Die Heimreise
von Vladimir Vertlib
Lina hat sich „freiwillig“ gemeldet, das karge Land Kasachstans in den Sommerferien urbar zu machen. Die Studentin lebt mit vielen anderen jungen Frauen unter ärmlichen Bedingungen und wartet auf die Geräte, die ihnen das Ausführen des Freiwilligendienstes ermöglichen würden, als sie die Nachricht erreicht, dass ihr Vater im Sterben liegt. Die Matrone erteilt ihr die Erlaubnis zur Abreise und kurzerhand macht sich Lina am Traktor des Bauern auf, nach mehrstündiger Arbeit den nächsten Verkehrsknotenpunkt zu erreichen.
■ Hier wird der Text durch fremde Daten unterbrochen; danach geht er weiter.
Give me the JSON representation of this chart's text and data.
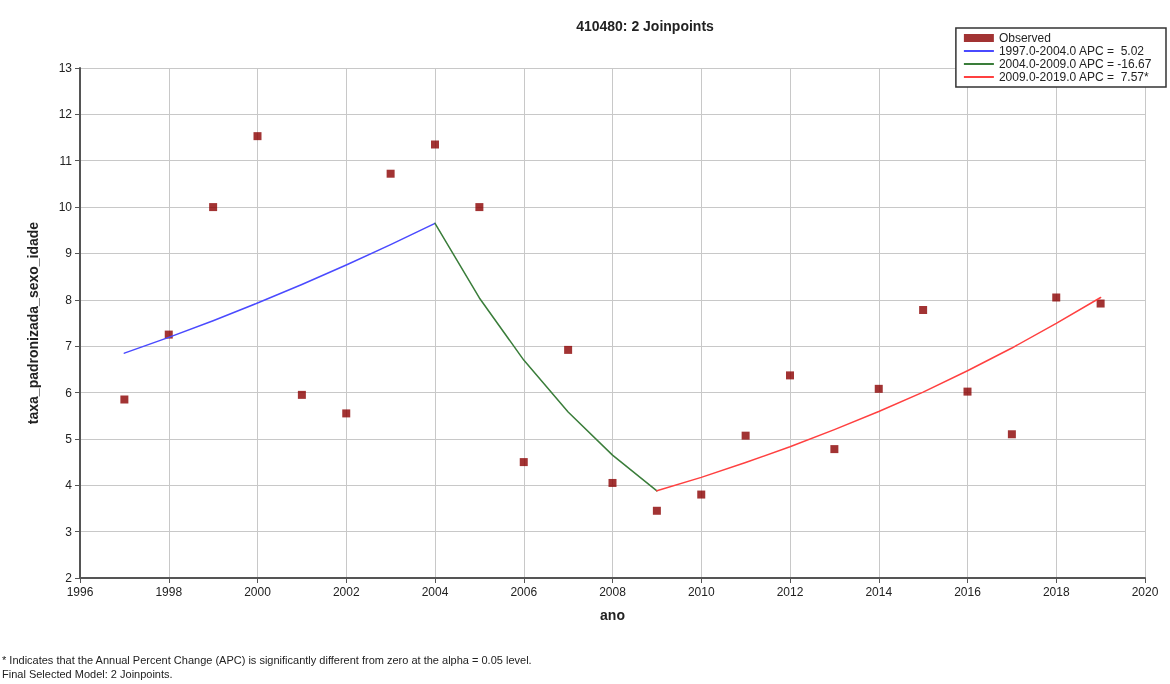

Wir befinden uns in den 50er Jahren. Stalin ist vor kurzer Zeit gestorben, der Personenkult um den größten „Lehrer und Führer“ aller Zeiten als unkommunistisch erklärt worden und das gigantische Reich der Sowjetunion steht vor einer unfassbaren Zeit des Umbruchs.
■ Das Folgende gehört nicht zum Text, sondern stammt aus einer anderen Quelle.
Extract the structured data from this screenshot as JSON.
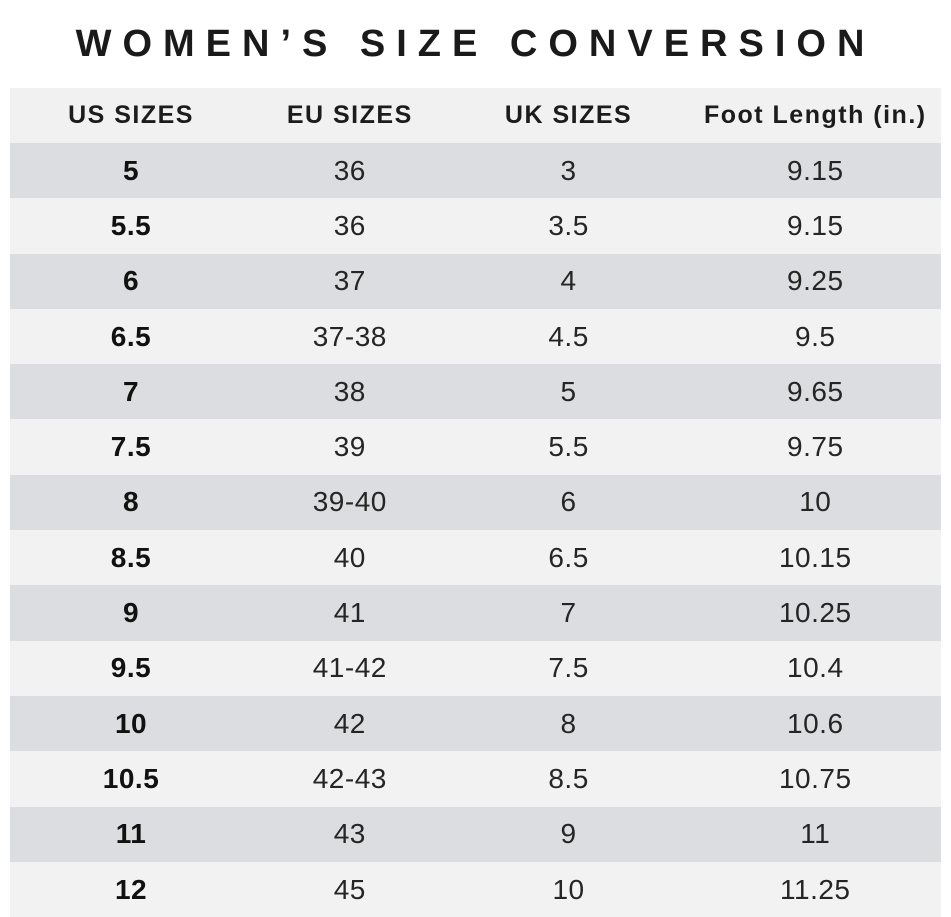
{
  "title": "WOMEN’S SIZE CONVERSION",
  "colors": {
    "row_dark": "#dcdde0",
    "row_light": "#f2f2f3",
    "header_bg": "#f1f1f1",
    "text": "#1a1a1a"
  },
  "chart_data": {
    "type": "table",
    "title": "WOMEN’S SIZE CONVERSION",
    "columns": [
      "US SIZES",
      "EU SIZES",
      "UK SIZES",
      "Foot Length (in.)"
    ],
    "rows": [
      [
        "5",
        "36",
        "3",
        "9.15"
      ],
      [
        "5.5",
        "36",
        "3.5",
        "9.15"
      ],
      [
        "6",
        "37",
        "4",
        "9.25"
      ],
      [
        "6.5",
        "37-38",
        "4.5",
        "9.5"
      ],
      [
        "7",
        "38",
        "5",
        "9.65"
      ],
      [
        "7.5",
        "39",
        "5.5",
        "9.75"
      ],
      [
        "8",
        "39-40",
        "6",
        "10"
      ],
      [
        "8.5",
        "40",
        "6.5",
        "10.15"
      ],
      [
        "9",
        "41",
        "7",
        "10.25"
      ],
      [
        "9.5",
        "41-42",
        "7.5",
        "10.4"
      ],
      [
        "10",
        "42",
        "8",
        "10.6"
      ],
      [
        "10.5",
        "42-43",
        "8.5",
        "10.75"
      ],
      [
        "11",
        "43",
        "9",
        "11"
      ],
      [
        "12",
        "45",
        "10",
        "11.25"
      ]
    ],
    "layout": {
      "zebra_striping": true,
      "first_data_row_shade": "dark",
      "bold_column": "US SIZES"
    }
  }
}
Mit leisem Witz, ungläubigem Staunen und an Schrecken grenzender Faszination folgen wir einer jungen Frau, die
pragmatisch und ohnmächtig zugleich, einem gigantomanischen Staatsapparat ausgesetzt, auf dem Weg ist, ihrem sterbenden Vater ein letztes Mal in die Arme zu nehmen.
„Die Heimreise“ ist berührend, punktgenau und entlarvend. Politisch wie persönlich bleibt Vladimir Vertlibs Roman ehrlich und nahbar und trotzdem perfekt komponiert. Angelehnt an die Geschichte seiner Mutter erzählt der Autor nichts weniger als die Geschichte eines Landes, seiner unzähligen Völker und Menschen und den Folgen unmenschlichster Diktatur und Angstherrschaft. Eine Odyssee, leichtfüßig und doch die ganze Last der Geschichte auf sich nehmend, ist „Die Heimreise“ ein Buch, wie es Isaac Singer nicht besser erzählen könnte, beeindruckend und absolut lesenswert!